Malek,
Logically, nearly every DISTINCT could be replaced internally by a GROUP BY on all columns of the result set in most cases. However DB2 does not do that for us. It can be that a subquery contains OLAP specs, as example, that may cause GROUP BY to be executed before OLAP, but DISTINCT afterwards on the results of the OLAP, in this case making DISTINCT different to GROUP BY. Also it can be that the SQL is coded to specify far more columns than necessary to uniquely identify rows.
Uniqueness actually has less requirements than GROUP BY because it does not need the result data to be in any particular sequence.
It would be quite hard to be very definitive about particular SQLs as to why GROUP BY performs better without looking at the specific SQL and access path.
I have noticed that Column Store Databases can have nasty access paths for some things better suited to Row store databases, like subqueries with FETCH FIRST 1 ROWS ONLY as an example.
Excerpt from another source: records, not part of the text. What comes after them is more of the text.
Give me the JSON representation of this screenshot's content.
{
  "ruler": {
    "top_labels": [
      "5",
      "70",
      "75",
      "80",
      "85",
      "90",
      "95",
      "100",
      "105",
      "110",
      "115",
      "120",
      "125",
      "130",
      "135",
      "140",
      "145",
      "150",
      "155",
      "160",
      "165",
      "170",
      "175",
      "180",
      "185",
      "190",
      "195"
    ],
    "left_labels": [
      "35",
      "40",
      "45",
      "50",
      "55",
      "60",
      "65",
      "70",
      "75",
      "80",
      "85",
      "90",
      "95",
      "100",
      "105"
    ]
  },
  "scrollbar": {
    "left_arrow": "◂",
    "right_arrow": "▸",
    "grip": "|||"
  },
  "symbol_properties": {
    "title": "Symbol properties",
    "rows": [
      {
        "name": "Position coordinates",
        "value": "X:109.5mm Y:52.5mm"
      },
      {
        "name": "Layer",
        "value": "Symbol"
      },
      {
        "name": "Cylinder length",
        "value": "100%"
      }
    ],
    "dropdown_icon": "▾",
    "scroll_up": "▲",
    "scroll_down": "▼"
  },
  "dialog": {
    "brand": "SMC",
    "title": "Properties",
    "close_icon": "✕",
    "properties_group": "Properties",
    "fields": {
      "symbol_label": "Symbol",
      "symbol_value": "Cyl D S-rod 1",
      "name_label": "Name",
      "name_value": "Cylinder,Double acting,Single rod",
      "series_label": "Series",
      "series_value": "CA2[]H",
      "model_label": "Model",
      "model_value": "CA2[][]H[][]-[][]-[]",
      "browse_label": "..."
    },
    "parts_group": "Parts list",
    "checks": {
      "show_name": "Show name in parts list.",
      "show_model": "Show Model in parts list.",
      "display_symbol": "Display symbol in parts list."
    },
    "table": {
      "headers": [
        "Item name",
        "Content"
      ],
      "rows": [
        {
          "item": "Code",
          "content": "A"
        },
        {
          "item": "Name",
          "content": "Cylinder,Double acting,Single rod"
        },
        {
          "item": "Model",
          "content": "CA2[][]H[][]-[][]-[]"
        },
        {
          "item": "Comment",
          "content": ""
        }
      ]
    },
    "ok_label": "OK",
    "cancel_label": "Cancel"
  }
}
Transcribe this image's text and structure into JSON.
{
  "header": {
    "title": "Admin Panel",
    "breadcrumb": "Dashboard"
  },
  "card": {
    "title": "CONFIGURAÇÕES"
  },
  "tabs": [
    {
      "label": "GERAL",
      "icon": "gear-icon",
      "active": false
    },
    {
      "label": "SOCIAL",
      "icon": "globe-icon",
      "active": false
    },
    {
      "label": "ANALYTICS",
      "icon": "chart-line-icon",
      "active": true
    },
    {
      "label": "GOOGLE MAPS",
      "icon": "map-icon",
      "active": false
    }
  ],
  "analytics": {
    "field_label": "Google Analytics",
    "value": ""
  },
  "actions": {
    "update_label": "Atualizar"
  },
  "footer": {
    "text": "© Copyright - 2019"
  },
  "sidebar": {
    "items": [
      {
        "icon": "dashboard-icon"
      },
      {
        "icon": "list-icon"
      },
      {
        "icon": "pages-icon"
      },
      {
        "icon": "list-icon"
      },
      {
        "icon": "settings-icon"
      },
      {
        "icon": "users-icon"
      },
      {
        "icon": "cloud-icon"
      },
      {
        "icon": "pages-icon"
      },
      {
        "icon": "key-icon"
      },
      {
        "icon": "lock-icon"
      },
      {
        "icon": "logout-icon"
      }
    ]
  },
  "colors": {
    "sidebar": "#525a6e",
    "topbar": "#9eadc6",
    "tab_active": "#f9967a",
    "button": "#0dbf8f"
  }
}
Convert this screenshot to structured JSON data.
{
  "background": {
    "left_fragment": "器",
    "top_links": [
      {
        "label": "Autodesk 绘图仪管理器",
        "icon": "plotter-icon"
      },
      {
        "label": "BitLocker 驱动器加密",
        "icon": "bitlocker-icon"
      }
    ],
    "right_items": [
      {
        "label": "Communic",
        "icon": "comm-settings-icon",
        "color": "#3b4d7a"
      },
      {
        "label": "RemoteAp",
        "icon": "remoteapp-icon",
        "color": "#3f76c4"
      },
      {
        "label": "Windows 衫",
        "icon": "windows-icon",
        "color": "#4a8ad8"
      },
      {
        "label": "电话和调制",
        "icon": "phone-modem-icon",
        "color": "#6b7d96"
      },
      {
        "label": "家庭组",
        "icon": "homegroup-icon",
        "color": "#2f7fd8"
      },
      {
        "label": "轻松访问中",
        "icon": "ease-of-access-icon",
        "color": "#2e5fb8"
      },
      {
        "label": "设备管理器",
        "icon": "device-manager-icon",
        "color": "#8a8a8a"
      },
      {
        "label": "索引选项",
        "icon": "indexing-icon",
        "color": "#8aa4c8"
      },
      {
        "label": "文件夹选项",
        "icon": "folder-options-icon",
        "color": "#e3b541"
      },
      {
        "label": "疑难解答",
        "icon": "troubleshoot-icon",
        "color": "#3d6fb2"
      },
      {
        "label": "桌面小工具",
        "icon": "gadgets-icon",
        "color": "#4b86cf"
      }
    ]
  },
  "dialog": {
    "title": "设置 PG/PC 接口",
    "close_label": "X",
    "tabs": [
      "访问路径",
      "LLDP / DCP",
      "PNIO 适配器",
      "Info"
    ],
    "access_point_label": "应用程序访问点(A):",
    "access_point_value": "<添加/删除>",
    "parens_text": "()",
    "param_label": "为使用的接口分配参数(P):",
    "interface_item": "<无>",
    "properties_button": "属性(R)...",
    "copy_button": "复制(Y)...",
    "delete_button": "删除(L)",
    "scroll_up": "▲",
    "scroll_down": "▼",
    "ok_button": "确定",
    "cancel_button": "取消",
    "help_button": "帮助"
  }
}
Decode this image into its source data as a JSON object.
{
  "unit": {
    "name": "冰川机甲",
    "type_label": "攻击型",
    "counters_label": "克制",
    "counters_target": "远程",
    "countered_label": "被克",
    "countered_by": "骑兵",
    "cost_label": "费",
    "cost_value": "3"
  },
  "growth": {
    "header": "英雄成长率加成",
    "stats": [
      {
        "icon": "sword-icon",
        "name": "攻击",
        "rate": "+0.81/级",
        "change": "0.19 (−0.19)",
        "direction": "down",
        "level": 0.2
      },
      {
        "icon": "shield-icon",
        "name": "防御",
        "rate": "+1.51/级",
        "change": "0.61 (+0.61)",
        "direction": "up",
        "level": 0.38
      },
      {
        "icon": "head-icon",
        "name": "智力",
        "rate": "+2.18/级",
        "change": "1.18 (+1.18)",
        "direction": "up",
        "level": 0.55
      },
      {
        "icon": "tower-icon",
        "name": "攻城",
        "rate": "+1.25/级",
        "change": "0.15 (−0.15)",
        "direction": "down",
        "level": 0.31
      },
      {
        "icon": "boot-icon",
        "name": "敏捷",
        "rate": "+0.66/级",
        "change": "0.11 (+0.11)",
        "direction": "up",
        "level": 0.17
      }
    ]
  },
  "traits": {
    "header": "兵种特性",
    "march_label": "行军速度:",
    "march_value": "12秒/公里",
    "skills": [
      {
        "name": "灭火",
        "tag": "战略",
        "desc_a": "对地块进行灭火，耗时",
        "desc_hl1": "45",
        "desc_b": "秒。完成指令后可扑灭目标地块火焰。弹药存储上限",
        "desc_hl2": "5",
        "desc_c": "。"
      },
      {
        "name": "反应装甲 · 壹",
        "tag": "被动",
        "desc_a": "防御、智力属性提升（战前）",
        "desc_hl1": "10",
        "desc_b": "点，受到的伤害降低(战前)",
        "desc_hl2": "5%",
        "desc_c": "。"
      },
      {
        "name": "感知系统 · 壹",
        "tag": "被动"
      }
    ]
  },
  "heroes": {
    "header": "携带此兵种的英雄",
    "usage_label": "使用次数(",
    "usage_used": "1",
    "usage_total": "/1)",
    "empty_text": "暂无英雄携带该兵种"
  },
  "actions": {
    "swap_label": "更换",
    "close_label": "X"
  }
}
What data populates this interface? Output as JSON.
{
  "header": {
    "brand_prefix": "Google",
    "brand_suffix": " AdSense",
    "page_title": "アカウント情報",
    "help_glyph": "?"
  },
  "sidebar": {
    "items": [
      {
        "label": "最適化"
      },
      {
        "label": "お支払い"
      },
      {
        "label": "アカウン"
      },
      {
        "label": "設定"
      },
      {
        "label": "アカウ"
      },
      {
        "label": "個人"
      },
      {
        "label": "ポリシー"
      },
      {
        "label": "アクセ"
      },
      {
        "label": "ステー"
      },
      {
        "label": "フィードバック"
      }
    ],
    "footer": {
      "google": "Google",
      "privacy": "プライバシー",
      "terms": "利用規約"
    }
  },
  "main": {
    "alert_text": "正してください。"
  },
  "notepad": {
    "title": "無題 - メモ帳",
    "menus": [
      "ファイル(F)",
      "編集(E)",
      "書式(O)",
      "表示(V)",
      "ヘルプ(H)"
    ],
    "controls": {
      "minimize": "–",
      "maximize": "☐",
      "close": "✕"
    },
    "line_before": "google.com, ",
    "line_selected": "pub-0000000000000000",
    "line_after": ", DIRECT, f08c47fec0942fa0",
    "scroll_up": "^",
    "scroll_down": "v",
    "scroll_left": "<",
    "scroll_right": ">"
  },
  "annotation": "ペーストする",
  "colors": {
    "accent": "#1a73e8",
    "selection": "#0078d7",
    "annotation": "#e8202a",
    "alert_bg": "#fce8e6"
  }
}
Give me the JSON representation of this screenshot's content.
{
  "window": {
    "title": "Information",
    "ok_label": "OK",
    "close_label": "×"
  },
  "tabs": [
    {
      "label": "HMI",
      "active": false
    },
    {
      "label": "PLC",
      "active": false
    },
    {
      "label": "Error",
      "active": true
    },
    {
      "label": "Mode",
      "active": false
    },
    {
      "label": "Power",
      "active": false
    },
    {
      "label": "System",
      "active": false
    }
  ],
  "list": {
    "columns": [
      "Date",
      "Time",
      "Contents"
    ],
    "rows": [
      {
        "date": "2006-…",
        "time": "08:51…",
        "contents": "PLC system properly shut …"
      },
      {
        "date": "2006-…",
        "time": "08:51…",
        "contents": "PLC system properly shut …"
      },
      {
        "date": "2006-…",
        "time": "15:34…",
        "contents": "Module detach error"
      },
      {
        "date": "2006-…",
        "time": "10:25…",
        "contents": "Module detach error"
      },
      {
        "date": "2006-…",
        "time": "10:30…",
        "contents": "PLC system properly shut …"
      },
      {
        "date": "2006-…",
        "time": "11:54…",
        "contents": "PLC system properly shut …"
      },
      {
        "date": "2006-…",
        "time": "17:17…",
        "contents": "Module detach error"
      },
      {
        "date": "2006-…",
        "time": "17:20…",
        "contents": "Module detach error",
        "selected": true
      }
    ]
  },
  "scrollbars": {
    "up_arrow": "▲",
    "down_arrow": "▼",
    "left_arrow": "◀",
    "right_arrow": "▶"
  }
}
Things like this may find an optimization for GROUP BY that is not found for DISTINCT. This may not be issue in your queries, however sometimes queries need to be designed to suit the platform being run on.
I would comment that DISTINCT is a heavily over used "technique" in SQLs often not really needed, but used in subqueries or Common Table Expressions to force materialise an intermediate result set (applicable to row store databases more so)
On a column store database, normal use of DISTINCT ought to perform O.K. just doing a sort to workfile, perhaps degraded if far too many columns are included in the DISTINCT.
Having a really bad performing DISTINCT, one needs to analyse the access path to determine why it is so bad, and if there is a reason it might need to behave differently to a GROUP BY in that case.
------------------------------
Michael Hannan
------------------------------
Original Message:
Sent: Thu December 05, 2024 01:36 PM
From: malek shabou
Subject: distinct vs group by
Hi,
we are moving many workflow from DB2 iSeries to DB2 LUW (with BLU) and we have some queries that dont finish on DB2 LUW
We have noticed that DB2 BLU some time is not able to execute complex queries with many subqueries that include DISTINCT, query take hours without finishing or fill all the temps TBS.
changing the DISTINCT by a GROUP BY solve the probleme.
is distinct and group by produce differents execution plan ?
are there any special setup (db2set) so that DB2 execute distinct like a group by.
------------------------------
malek shabou
------------------------------